To Do Lists are Overrated.
This afternoon, we're starting our taxes in my house. Because some of my bookkeeping systems floundered in 2008, it got me thinking about various systems I've changed in the past 18 months or so.
I used to use MS Outlook for calendar, contacts, and a to do list. I synched it with a Palm device. This worked for me for years. But late in my pregnancy with my first-born pumpkin, said Palm device decided it was time for frequent non-functioning to set in. I didn't feel like hunting down a replacement then and there. And then I realized that after the wee one was born, I may not be able to follow my own rule for PDA use:
Do not depend on a PDA unless you back it up daily.
Now I realize this rule is somewhat outdated with iPhones and whatnot, or at least the backing up works differently. Point is that small portable devices crash, freeze, die, get lost, etc. And I synched mine with my computer, in my basement office, every day, but didn't really see that being high on my priority list when I was in the massive exhaustion, 18 diapers-a-day beginning of parenthood.
So I gave up the PDA lifestyle and bought myself a paper week-by-week calendar for 2008 at the drugstore for about $3.95. I was going to be taking some time off after the baby anyways, and wouldn't have that many appointments to note.
It worked just fine.
I still miss having a portable, complete list of addresses compiled in one place. I'll work that out.
I got myself a little bit nicer paper calendar for 2009 (this one I ordered online, and accidentally got one a size too small; as long as I use pencil for most appointments, it seems to be fine, too). If I did use something like an iPhone, I'd be happy to use Google Calendar, but this way I don't have to have computer or laptop access to make or check appointments.
I don't keep a to do list anymore.
I don't miss it. I don't forget a lot more than I used to. Outlook was a great place to put a "master to do list," i.e., a place to dump all the tasks stuck in my head so I didn't have to carry them around in my head, and so maybe I could look over them to think about how to use my time. That's actually one of the keys to why it's not a problem for me not to have one right now; my work life is compacted into taking care of clients, and very immediate related stuff, and one or two bonus tasks per week, because I work part-time. When I'm with my son, everything is very immediate and clear what I need to do.
I do write things down:
Occassionally I have written an email with then things I'm meaning to get done. It's not an ongoing thing like it used to be, though it is a list in a very simple place that I can find back. I haven't done that in quite a while quite honestly, though I have emailed some goals to work buddies to help focus my thoughts.

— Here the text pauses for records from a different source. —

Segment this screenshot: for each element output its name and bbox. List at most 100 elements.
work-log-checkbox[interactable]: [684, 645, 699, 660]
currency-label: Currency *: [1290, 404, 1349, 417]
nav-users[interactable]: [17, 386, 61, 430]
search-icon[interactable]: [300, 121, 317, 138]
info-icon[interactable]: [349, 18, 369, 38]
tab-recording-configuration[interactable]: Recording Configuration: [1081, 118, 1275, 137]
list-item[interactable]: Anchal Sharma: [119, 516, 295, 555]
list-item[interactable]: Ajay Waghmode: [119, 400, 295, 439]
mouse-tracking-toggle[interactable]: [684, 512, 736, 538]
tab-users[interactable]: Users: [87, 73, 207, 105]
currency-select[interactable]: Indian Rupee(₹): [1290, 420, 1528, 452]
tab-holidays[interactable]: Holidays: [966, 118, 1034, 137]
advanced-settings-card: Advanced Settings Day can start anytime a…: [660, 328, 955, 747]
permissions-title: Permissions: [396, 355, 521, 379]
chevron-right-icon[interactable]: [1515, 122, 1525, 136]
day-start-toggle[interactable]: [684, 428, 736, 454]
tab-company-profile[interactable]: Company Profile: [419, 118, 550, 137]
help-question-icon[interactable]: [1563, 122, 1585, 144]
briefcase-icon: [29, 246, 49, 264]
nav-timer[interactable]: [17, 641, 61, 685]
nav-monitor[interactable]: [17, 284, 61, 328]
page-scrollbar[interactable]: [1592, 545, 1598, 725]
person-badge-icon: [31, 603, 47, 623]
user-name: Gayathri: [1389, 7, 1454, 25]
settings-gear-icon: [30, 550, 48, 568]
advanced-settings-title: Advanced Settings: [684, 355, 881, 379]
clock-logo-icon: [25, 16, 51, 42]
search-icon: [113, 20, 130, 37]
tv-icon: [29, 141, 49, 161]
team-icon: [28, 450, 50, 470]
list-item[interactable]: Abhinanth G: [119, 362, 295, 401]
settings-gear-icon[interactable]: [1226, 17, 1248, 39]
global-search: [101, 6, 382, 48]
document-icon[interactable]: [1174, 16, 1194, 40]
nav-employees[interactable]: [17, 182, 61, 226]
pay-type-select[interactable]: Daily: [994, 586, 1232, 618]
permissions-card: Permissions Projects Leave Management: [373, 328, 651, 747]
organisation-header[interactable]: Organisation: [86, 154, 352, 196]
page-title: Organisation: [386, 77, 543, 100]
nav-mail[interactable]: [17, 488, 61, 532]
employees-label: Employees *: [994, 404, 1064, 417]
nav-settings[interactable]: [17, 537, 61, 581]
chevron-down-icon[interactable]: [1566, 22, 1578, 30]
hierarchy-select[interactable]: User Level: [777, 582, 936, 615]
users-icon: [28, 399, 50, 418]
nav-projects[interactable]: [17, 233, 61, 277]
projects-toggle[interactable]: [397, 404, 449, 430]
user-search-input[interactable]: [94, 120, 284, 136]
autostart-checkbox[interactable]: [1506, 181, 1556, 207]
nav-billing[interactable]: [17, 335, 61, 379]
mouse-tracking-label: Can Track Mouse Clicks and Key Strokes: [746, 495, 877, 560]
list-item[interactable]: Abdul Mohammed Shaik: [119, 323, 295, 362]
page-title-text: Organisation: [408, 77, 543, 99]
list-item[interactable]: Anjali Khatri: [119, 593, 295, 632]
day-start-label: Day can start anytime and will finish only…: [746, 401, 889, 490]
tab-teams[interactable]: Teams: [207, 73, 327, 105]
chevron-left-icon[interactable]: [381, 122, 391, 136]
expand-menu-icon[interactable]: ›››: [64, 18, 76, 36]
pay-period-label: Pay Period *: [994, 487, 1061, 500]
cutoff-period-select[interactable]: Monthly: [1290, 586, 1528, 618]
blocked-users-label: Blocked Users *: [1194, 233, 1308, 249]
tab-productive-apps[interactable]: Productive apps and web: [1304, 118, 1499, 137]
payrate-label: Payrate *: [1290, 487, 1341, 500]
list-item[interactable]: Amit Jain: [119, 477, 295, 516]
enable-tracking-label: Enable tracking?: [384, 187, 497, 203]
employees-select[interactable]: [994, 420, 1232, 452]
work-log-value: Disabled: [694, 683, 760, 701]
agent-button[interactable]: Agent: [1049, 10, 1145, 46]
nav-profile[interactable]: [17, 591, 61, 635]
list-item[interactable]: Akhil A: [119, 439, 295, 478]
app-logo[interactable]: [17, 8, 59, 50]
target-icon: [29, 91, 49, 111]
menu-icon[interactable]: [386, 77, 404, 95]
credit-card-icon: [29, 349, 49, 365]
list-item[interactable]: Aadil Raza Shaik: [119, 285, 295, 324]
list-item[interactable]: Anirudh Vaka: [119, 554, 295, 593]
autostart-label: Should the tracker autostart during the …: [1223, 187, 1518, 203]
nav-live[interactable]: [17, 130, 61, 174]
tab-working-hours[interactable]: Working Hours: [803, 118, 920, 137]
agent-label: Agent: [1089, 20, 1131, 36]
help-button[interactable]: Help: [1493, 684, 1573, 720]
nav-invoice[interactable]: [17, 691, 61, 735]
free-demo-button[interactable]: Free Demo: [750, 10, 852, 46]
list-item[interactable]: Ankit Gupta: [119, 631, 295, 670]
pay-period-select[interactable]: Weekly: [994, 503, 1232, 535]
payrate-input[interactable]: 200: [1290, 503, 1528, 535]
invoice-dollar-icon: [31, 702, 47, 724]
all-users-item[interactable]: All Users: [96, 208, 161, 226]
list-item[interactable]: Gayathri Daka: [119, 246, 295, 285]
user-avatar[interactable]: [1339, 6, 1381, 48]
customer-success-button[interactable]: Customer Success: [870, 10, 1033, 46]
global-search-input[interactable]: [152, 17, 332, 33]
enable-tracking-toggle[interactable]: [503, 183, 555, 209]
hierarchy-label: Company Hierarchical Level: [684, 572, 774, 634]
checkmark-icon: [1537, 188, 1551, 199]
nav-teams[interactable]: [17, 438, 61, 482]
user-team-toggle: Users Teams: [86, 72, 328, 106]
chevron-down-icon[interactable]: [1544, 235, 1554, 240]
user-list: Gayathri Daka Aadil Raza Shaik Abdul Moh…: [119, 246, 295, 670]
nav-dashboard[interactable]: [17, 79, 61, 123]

And I write "stubby to do lists." That's where you take a scrap (not too small) of paper and write down the three or so things you need to do right NOW in the next few hours, so you don't forget them when you get distracted. The the scrap can go away. Using a fat marker seems to work well. I think this is helpful because my working or short-term memory gets foggy. It works because I'm NOT trying to prioritize as I do these things, it's just a really short list to keep me on task rather than drifting into space.
So to be fair, I do use to do lists my own way. And I'm not recommending that YOU give them up…if they HELP you. I AM recommending that you use natural opportunities to slash and burn overly complicated systems that aren't necessarily helpful, and see what grows in their stead.